Laboratory studies have suggested that wear particles generated from highly cross-linked polyethylene may cause an increased biological response, which may in turn lead to osteolysis despite a low wear rate (Endo et al. 2002; Ingram et al. 2004; Illgen et al. 2009). Specifically, highly cross-linked polyethylene particles were found to be significantly more inflammatory than conventional polyethylene particles, based on the relative cytokine release from macrophages in vitro (Ingram et al. 2004; Illgen et al. 2009). Furthermore, although laboratory wear of highly cross-linked polyethylene particles produces fewer particles overall, the relative percentage of small wear particles, namely those in the 0.1–1.0 μm size range, is higher, compared to that found with conventional polyethylene particles (Endo et al. 2002).

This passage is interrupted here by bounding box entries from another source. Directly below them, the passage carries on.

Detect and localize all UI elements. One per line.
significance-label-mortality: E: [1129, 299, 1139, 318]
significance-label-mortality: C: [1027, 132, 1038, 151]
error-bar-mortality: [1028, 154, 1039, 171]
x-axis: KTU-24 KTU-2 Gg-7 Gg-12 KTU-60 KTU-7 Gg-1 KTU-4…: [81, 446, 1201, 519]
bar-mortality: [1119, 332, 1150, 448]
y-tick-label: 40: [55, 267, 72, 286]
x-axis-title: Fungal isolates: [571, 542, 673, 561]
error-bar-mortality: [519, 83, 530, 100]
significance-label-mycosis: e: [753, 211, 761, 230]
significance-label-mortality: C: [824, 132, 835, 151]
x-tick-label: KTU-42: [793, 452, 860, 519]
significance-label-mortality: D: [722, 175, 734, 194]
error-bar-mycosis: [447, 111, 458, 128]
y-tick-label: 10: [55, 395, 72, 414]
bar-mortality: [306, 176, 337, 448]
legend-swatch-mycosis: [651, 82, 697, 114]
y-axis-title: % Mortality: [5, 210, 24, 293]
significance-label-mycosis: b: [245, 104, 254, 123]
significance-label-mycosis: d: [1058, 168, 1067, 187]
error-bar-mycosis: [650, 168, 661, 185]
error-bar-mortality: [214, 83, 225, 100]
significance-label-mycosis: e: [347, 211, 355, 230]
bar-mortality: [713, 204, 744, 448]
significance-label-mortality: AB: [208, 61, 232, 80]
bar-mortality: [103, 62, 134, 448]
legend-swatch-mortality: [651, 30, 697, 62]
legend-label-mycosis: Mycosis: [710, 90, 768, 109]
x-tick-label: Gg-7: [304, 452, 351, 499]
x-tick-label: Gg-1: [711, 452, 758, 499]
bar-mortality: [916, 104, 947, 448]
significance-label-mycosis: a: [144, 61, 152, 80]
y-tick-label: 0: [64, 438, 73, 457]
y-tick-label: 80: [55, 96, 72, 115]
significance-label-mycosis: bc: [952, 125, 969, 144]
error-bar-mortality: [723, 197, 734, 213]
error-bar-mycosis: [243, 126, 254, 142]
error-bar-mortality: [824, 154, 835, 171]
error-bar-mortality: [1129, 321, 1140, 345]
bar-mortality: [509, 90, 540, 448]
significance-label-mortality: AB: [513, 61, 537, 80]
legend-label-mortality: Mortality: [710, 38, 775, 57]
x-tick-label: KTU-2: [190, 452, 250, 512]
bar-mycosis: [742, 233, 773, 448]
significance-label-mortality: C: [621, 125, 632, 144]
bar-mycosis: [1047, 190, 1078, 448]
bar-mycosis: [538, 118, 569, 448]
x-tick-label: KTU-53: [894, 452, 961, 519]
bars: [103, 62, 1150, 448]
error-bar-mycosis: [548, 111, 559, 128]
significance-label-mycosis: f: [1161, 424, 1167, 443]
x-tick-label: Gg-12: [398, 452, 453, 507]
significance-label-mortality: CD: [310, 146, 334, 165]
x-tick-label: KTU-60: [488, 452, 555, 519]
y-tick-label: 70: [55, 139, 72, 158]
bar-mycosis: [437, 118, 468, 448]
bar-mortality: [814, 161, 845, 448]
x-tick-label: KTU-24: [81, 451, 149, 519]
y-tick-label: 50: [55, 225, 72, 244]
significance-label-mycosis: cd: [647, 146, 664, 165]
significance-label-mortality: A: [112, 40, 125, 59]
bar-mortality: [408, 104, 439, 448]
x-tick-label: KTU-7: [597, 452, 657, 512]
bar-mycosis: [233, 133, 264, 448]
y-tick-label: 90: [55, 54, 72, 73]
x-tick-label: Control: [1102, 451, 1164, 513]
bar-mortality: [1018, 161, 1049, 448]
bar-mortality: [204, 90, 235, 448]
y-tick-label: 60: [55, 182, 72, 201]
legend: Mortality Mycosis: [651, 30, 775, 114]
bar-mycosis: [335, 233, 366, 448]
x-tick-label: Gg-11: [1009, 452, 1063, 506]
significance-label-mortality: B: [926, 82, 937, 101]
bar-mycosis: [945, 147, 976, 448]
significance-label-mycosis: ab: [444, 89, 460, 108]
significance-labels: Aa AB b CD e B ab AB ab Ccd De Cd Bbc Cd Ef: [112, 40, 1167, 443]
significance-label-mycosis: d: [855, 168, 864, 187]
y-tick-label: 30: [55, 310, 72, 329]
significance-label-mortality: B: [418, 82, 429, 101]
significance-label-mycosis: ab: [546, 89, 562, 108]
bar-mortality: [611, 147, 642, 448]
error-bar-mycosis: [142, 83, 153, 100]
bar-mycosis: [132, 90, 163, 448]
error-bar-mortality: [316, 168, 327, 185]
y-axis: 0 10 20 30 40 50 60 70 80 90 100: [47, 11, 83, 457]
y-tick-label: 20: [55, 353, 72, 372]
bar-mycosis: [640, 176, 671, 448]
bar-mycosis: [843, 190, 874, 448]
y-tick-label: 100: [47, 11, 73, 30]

Importantly, there is little clinical evidence to date that the reduction in wear of highly cross-linked polyethylene translates to a decrease in periprosthetic osteolysis. A number of studies of highly cross-linked polyethylenes have reported a low incidence of osteolysis on plain radiographs (Kurtz et al. 2011; Thomas et al. 2011; Engh et al. 2012), but the sensitivity of plain radiographs in detecting osteolytic lesions is poor. In two small studies using CT, the reported incidence of osteolysis at 5–6 years ranged from 2 to 8 % in patients with cross-linked polyethylene liners (Leung et al. 2007; Mall et al. 2011). Using CT, we have also identified a number of cases of osteolytic lesions exceeding 1 cm3 at 7 years, following total hip replacement with highly cross-linked polyethylene liners (Howie et al. unpublished). The concern arising from these studies is that osteolysis was detected in the absence of significant wear of the polyethylene liner. Reduced wear of cross-linked polyethylene may therefore not correspond to a similar level of reduction in the incidence of osteolysis.

Concluding remarks

An integrated approach to understanding periprosthetic osteolysis has identified particles resulting from wear of the prosthetic materials, especially polyethylene, as essential drivers of this process. Knowledge of the cellular and molecular mechanisms for periprosthetic osteolysis may lead to non-surgical approaches to inhibiting bone loss and thereby prolonging the useful life of prostheses. Improved imaging of osteolytic lesions through the use of CT is providing new insights into the natural history of periprosthetic osteolysis and more informative ways to monitor osteolytic lesions in patients. Imaging will also assist not only in identifying patients who may benefit from drug therapy, but also in determining clinically relevant outcomes. Finally, although it is now recognised that cross-linking reduces polyethylene wear, more clinical studies are needed to determine if cross-linking will also reduce the incidence of periprosthetic osteolysis and hence significantly improve the long-term outcomes of total hip replacement.